When you log into a graphical session, the login manager (or whatever) will start your desktop's session (which might just be a plain shell script, maybe just your window manager, or might be a full-blown session manager, or something else entirely). Whatever that is, it starts other applications (say your window manager, a panel or dock, desktop manager, etc.), which then can start other applications (browser, chat, media player). If you log out of your desktop, ultimately what happens is that original session-starter (script, WM, session manager, whatever) quits, and it takes all its children with it.
And regardless, the graphical session still runs in a TTY, just not in text mode!
> Since the kernel's idea of "a login session" is wrong
The kernel has no concept of login sessions at all (it does have the concept of "sessions", but they are unrelated to user login). It just starts something as root (init, as PID 1), and from there userspace takes over and does whatever it wants, including the possibility of starting a getty, which can run login, which can setuid() and launch your shell if you put in the right password. (Or run a display manager that does something analogous with graphical sessions.)
So back to the beginning:
> The trouble is that 'nohup' is not a particular state that specifically marks processes that want to survive logout. Instead, the rule is that processes running inside a particular terminal are killed when that terminal closes, and processes running outside any terminal run as they please.

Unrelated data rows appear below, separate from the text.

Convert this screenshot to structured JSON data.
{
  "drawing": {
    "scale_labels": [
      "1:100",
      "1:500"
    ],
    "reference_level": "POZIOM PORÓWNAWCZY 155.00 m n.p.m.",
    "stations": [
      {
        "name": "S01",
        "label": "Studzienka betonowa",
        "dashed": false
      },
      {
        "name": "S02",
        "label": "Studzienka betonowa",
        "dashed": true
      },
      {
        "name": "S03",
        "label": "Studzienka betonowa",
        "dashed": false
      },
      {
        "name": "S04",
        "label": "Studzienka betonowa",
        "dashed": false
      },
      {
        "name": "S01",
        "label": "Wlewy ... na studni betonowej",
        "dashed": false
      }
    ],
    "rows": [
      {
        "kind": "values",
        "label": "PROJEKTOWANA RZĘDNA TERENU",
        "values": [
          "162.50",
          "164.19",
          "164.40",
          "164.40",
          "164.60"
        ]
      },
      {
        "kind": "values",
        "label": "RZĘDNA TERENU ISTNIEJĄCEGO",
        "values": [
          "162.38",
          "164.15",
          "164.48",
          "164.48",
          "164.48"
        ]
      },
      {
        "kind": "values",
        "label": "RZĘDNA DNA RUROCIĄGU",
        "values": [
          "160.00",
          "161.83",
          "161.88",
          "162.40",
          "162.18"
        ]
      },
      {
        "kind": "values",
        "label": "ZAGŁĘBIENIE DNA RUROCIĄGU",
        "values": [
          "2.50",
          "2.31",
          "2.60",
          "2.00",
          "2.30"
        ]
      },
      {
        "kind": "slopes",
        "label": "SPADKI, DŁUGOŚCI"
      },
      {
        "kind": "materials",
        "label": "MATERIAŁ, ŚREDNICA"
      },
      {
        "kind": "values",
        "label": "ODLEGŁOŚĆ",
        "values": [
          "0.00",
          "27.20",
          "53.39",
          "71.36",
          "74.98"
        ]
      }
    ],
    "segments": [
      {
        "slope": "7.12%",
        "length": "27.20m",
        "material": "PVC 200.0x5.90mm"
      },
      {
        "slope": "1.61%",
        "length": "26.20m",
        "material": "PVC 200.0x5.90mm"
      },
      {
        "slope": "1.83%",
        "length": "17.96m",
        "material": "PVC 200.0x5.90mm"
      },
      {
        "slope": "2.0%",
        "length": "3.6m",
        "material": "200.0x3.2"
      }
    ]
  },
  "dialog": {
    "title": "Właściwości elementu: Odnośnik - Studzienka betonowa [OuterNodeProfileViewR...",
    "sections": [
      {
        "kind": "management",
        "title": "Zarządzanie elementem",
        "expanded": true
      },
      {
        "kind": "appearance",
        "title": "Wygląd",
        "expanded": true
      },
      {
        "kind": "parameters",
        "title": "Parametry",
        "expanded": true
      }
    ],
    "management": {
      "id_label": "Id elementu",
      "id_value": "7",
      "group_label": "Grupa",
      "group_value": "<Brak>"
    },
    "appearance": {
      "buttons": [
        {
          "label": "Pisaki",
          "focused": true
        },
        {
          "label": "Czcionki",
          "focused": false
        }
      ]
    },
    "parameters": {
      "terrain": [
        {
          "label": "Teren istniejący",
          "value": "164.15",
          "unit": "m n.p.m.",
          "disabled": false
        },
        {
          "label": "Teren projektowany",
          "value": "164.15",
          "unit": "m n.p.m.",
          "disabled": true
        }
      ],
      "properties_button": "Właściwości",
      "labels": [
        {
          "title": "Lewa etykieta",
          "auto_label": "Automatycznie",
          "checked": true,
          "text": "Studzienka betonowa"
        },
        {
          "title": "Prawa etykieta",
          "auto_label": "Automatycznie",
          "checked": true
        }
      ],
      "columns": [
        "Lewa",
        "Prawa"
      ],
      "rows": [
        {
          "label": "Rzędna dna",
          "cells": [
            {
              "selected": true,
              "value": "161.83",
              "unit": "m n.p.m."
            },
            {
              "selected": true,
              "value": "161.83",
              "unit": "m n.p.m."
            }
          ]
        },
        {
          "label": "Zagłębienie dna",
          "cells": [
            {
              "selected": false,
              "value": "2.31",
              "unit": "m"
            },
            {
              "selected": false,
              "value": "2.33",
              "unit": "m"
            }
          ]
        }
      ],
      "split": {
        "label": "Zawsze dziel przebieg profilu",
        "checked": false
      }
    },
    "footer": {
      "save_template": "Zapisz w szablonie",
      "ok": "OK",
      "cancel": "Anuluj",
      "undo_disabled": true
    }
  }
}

Those two sentences would seem to be contradictory, no? "nohup" is of course not a particular state, though it is responsible for putting a process into a particular state: that of not having a controlling TTY. Which is (greatly simplified) what determines whether or not a process keeps running once the TTY's controlling process exits.
> When you log into a graphical session, the login manager (or whatever) will start your desktop's session (which might just be a plain shell script, maybe just your window manager, or might be a full-blown session manager, or something else entirely). Whatever that is, it starts other applications (say your window manager, a panel or dock, desktop manager, etc.), which then can start other applications (browser, chat, media player). If you log out of your desktop, ultimately what happens is that original session-starter (script, WM, session manager, whatever) quits, and it takes all its children with it.
This isn't how it works though: killing a parent does not kill its child, which is probably one of the bigger design flaws in the original unix (and probably persists because through another design flaw it's the only way to reparent processes, as the insane double-fork 'daemonisation' routine demonstrates). This is one of the things systemd aims to fix: by keeping track of process relationships with cgroups it can kill all the of the processes spawned in a session.
And I'm not sure about your assertion about graphical sessions: pretty much all processes on my PC have no controlling terminal.
Now what happens if it crashes? Repeatedly? Or if a user intentionally manipulates their session to keep running?
Should any user on a shared university computer be able to spawn processes to run for all eternity?
Should your desktop environment crashing lead to all software continuing to run, for all eternity, leaking memory like there’s no tomorrow?
That's for the university IT to decide, of course. Software should focus on providing general mechanism, not policy.
> Should your desktop environment crashing lead to all software continuing to run, for all eternity, leaking memory like there’s no tomorrow?
AIUI, that's pretty much what might happen if you're forced to enable the lingering option to make nohup work. Systemd does improve session management under *ix-like systems, but the fact that it doesn't manage to interoperate cleanly with the likes of tmux and screen is a pretty blatant papercut.